DECEMBER RAINS A BOON TO KANSAS WHEAT
State and regional USDA offices released reports summarizing crop activity in December and rating the crop’s condition as the sun set on 2023. The USDA’s Northern Plains Regional Field Office in Manhattan, Kansas, US, said winter wheat in the nation’s top hard red winter production state was 5% excellent (5% in the previous report issued Dec. 11), 38% good (34%), 36% fair (36%), 12% poor (15%) and 9% very poor (10%). Improved conditions reflected a major precipitation event that soaked Kansas Dec. 13-15.
A peek at other hard red winter wheat states showed mostly improved conditions. The USDA in Oklahoma City rated the crop 67% in good-to-excellent condition as of Dec. 31 (53% on Nov. 26), 23% fair and 10% in poor-to-very-poor condition.

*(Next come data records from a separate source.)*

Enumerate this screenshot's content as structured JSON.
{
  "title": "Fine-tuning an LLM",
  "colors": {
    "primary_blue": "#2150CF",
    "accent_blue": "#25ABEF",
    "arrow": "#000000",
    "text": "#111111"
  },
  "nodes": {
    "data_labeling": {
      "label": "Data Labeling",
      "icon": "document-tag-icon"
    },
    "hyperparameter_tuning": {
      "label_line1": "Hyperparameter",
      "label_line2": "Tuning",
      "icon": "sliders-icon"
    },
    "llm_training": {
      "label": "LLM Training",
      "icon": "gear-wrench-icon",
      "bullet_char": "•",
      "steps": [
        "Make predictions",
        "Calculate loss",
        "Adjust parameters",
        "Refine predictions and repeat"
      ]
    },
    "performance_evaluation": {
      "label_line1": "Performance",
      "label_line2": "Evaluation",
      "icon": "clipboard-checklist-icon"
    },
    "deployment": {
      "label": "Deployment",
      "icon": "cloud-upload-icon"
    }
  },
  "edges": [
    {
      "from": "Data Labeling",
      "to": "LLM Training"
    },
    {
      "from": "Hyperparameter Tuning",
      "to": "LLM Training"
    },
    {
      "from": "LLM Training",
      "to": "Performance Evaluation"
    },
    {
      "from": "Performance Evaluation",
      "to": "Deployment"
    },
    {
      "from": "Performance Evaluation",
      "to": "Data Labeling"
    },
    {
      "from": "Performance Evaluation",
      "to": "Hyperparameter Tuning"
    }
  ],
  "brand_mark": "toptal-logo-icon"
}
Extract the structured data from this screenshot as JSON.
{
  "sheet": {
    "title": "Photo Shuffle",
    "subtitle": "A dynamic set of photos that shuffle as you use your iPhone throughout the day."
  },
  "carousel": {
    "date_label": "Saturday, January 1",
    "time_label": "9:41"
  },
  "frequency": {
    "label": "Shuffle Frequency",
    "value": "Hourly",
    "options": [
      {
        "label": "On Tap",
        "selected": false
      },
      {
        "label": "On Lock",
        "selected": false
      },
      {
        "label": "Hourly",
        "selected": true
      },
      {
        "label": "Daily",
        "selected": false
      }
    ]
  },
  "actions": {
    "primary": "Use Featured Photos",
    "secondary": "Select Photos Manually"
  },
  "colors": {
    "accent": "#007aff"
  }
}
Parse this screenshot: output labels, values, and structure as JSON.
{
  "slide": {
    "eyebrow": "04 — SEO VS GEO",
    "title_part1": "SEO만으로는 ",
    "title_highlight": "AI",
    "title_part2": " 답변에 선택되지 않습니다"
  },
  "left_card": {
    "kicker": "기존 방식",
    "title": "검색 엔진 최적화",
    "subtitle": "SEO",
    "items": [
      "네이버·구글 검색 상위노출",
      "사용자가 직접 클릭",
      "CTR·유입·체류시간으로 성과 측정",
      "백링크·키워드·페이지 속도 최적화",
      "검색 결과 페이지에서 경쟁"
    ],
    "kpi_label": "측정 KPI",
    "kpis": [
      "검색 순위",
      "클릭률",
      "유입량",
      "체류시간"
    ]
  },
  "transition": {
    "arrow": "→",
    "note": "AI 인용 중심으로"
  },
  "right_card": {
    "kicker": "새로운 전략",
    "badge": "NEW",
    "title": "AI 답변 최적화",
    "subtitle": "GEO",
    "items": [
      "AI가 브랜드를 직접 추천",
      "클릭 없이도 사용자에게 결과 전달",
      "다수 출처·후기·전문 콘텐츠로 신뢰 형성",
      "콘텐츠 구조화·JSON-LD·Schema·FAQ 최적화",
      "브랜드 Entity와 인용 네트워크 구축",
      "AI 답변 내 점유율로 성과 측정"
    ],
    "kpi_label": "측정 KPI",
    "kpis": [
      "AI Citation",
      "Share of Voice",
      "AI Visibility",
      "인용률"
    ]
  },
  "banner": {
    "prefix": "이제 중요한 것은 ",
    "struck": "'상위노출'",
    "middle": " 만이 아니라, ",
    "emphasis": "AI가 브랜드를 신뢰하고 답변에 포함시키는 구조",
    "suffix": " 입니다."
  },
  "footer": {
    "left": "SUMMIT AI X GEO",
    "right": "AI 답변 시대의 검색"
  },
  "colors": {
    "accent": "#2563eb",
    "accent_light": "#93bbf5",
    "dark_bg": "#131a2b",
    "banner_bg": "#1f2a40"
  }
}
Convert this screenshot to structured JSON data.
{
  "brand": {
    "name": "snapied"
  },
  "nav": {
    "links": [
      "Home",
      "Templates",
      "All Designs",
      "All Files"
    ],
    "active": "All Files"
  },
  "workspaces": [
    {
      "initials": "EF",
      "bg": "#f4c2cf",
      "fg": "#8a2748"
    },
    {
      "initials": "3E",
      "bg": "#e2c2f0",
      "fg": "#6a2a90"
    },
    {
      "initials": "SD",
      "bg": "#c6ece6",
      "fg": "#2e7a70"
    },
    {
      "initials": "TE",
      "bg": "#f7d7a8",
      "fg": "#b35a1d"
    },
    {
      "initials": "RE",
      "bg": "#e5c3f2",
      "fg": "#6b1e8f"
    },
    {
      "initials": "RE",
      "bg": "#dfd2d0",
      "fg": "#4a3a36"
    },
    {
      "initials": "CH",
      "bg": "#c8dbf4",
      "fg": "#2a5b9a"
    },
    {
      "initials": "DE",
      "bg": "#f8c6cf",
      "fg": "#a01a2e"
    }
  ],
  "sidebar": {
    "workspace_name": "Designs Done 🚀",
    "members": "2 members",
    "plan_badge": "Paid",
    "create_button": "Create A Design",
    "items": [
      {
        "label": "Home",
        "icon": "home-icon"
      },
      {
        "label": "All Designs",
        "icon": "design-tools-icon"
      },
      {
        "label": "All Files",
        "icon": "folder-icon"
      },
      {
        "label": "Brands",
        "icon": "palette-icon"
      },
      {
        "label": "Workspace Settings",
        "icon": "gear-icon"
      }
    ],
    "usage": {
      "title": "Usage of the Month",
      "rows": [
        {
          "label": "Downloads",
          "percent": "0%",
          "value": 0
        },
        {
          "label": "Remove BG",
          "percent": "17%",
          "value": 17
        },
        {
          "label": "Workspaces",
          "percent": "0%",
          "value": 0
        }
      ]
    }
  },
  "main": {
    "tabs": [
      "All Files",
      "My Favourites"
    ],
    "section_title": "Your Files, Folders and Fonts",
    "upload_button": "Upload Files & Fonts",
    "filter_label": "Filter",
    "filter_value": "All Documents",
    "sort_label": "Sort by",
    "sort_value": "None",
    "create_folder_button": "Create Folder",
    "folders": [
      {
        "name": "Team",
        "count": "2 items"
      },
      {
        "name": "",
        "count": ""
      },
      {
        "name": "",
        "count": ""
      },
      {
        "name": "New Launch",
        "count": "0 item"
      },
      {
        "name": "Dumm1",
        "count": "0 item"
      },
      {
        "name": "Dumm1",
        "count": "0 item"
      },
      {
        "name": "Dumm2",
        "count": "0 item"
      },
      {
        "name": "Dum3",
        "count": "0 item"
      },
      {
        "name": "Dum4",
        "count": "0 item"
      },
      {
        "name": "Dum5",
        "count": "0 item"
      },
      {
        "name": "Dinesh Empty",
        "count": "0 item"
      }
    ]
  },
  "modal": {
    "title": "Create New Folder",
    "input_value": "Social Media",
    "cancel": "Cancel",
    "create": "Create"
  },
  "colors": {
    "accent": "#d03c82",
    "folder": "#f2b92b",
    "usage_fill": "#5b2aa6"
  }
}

The Department’s Colorado office said the Centennial State’s winter wheat was 61% in good-to-excellent condition (65% at end of November), 28% fair (33%) and 11% poor-very poor (compared with 2% poor, none very poor as of Nov. 26). The USDA office in Lincoln rated Nebraska winter wheat 48% in good-to-excellent condition as of Dec. 31 (49% on Nov. 26), 36% fair and 16% poor to very poor.
Out of the Sioux Falls office came a South Dakota report indicating winter wheat was 54% in good-to-excellent condition as of Dec. 31, up from 52% on Nov. 26. The USDA’s Montana Field Office (located in Lakewood, Colo.) said Montana winter wheat at the end of 2023 was 43% in good-to-excellent condition (58% a month earlier), that 27% of the crop had light-to-moderate wind damage and that 27% of the wheat had light freeze and drought damage.
The Dec. 26 US Drought Monitor showed the entirety of Missouri and Indiana were in severe or moderate drought or abnormally dry. Northern Illinois was in good shape, moisture-wise, but the southern half was mostly in severe drought mode. Northwest Ohio and southeast Michigan were in similar straits. Good-to-excellent conditions on soft red winter wheat on Dec. 31 were 73% in Missouri (71% on Nov. 26) and 55% in Illinois (72%), the USDA said.